National Currency Collection built on 60 years of acquisitions

By Jesse Robitaille

Since its humble beginnings in the late 1950s, the National Currency Collection (NCC) has acquired more than 130,000 economic artifacts from both private collections and institutional holdings.

Today, the NCC’s material, which comes from around the world and spans four millennia, serves as the foundation for the Bank of Canada Museum. The museum displays about 1,400 artifacts – a little more than one per cent of the total collection – alongside interactive exhibits in downtown Ottawa. The NCC’s library also holds about 10,000 books, pamphlets, catalogues and journals. While only about 10 per cent of the NCC is currently available to view online, Bergeron expects the entire collection to be published on the museum website, bankofcanadamuseum.ca, “in the coming years.

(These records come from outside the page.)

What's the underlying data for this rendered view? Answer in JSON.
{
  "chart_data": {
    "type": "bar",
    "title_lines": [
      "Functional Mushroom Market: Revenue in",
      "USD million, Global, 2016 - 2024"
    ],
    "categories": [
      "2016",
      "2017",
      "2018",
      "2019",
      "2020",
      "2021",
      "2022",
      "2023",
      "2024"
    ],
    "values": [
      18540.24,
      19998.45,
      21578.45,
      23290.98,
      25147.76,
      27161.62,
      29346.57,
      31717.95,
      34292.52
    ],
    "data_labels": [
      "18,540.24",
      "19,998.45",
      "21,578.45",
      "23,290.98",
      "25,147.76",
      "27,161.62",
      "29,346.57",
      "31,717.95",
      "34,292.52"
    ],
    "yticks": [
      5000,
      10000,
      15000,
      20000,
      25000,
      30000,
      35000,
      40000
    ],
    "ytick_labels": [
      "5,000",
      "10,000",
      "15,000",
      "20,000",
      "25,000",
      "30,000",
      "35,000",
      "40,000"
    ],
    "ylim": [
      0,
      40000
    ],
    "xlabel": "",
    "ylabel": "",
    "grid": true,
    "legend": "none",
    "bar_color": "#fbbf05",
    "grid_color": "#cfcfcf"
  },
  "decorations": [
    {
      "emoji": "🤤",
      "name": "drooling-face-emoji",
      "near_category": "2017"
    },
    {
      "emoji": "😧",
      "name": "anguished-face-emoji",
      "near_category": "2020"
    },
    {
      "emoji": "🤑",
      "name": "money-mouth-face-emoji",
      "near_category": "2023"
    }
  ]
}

“The Bank of Canada Museum has an active acquisition budget that is earmarked for making acquisitions that will enhance the National Currency Collection,” said NCC curator David Bergeron, who has worked with the bank since 2002 but took on the lead curator role in 2019. “The downside to that is – especially since COVID – the markets have been kind of frothy. It’s hard to buy things, so we always try to find other ways of making acquisitions as well.”

Bergeron, who’s a Fellow of the Canadian Numismatic Research Society, receives regular requests from people offering to sell material to the NCC. While he would prefer to acquire most of these artifacts, he’s sometimes restricted by the bank’s acquisition budget, which he declined to share, and by sellers’ inflated value estimates.

The bank’s budget has remained “consistent” over the decades, but the material eyed by the NCC’s acquisitions advisory committee has greatly increased in value, Bergeron said. The bank doesn’t disclose the financial terms of these transactions.

To help lower costs, the committee also solicits people to donate material or offer a right of first refusal, which would give the bank the option to acquire an item before it’s offered elsewhere.

The acquisitions generally come from both Canadian and foreign sellers, and while they’ve been “constant” since the 1960s, they’ve become “more notable” in recent years, Bergeron added.